Avec Nos vies formidables, qui plonge une dizaine de personnages dans un centre de désintoxication, Fabienne Godet signe une ode à la solidarité d’une grande force émotionnelle.
À l’origine de ce projet, il y a un long et consciencieux travail d’observation et d’écriture, une méthode à mi-chemin entre le documentaire et le théâtre. Fabienne Godet (Sauf le respect que je vous dois, Ne me libérez pas je m’en charge, Une place sur la terre) a passé deux ans à assister à des réunions de groupe d’alcooliques et narcotiques anonymes, à s’immerger dans une communauté thérapeutique, à écouter, s’imprégner, et prendre des notes. Puis elle a rassemblé ses comédiens lors d’une résidence et a nourri son écriture avec eux et sa coscénariste, Julie Moulier, qui incarne le rôle central de son film. Le producteur Bertrand Faivre, complice de Fabienne Godet depuis ses débuts, a financé le projet avec ses fonds propres, autorisant ainsi une grande liberté de création à l’équipe.

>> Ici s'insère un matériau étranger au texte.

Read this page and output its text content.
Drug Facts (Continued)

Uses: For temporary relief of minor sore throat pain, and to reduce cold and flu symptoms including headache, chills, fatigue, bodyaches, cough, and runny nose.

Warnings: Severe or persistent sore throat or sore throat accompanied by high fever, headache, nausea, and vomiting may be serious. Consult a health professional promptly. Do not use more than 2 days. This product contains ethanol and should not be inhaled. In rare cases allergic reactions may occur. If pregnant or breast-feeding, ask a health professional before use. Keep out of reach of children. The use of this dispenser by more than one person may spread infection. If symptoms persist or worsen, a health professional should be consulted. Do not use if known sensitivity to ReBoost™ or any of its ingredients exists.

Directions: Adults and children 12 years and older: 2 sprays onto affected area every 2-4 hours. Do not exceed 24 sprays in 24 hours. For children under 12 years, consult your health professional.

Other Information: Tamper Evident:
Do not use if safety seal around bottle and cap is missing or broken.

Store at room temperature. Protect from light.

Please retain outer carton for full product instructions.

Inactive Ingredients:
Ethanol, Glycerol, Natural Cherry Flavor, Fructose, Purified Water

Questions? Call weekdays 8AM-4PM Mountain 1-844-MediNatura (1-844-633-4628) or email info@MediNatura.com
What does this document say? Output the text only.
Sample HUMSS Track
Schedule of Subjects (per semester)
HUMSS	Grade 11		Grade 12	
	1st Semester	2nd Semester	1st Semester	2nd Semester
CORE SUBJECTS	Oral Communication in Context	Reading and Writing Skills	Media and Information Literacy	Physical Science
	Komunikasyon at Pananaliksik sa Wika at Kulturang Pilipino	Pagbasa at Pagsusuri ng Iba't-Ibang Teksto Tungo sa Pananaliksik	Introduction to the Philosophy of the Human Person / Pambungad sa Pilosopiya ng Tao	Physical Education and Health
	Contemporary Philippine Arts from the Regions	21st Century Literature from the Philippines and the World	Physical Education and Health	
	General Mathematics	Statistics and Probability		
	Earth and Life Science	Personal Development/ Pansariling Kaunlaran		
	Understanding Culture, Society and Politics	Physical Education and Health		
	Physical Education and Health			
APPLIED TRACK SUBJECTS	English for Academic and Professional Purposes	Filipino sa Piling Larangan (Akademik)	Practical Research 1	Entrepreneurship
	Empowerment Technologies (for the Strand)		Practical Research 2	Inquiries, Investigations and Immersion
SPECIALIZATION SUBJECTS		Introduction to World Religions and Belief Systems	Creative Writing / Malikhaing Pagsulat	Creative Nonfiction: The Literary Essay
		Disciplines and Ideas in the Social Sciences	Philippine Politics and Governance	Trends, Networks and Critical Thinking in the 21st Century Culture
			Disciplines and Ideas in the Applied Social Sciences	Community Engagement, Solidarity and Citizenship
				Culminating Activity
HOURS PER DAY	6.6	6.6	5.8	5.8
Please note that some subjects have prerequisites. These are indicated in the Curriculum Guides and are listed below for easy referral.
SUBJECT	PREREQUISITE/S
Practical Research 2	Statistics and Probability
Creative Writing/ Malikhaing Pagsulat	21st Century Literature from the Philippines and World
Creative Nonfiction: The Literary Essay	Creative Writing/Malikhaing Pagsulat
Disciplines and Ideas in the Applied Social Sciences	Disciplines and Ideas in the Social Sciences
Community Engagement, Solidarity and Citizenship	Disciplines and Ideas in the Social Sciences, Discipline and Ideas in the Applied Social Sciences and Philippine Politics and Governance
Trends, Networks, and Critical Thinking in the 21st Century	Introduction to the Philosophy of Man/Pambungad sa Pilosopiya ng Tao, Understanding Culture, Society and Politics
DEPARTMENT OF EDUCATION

De ce travail collectif de longue haleine est née une fiction de deux heures, où toute la rigueur et la sensibilité de la cinéaste se font sentir. Nous y suivons la trajectoire de Margot, dès son arrivée dans un centre de réhabilitation à la campagne, où sont rassemblés des hommes et femmes de tous horizons et de tous âges, que la dépendance a détruits. Jour 1, jour 2, jour 3… La structure narrative fait état du temps qui passe et avance avec précision, ménageant un suspense discret, qui prend son essor dans les dix dernières minutes, saisissantes.
Margot, c’est Julie Moulier, ancienne élève du Conservatoire National d’Art Dramatique de Paris, qui s’est fait connaître au théâtre, en France et à l’étranger, par son travail avec Olivier Py, John Malkovich ou Patrice Chéreau, et que l’on a croisée au cinéma dans Grand Central et Planetarium de Rebecca Zlotowski ou Victoria de Justine Triet. Long corps athlétique, yeux bleu turquoise, visage d’abord dur et fermé, puis plus ouvert et souriant à la fin, elle donne à sentir avec une grande puissance expressive l’immense douleur rentrée que porte son personnage et que sa confrontation aux autres va permettre de dissoudre partiellement.
Les autres, l’absolue nécessité de leur présence, sont au centre de ce film, scandé par des séquences de réunions de parole ou de récréations collectives. Ce sont des scènes d’une belle justesse, où se racontent la souffrance de chacun et l’espoir de s’en sortir grâce à la cohésion de groupe. Autour de Julie Moulier, dans le rôle de patients, Johan Libéreau, Bruno Lochet, Camille Rutherford, Zoé Héran (la formidable Tomboy de Céline Sciamma, c’était elle) et leurs partenaires de jeu sont tous épatants de justesse.
Avec eux, Fabienne Godet parvient à transcender la rudesse de son sujet. La lumière de ses images est à la fois crue et douce, et nimbe de clarté le récit de ce retour au monde progressif. S’en dégagent une vitalité, une chaleur humaine, un humanisme à l’œuvre dans tout le travail de cette cinéaste qui mène sa barque avec une remarquable détermination.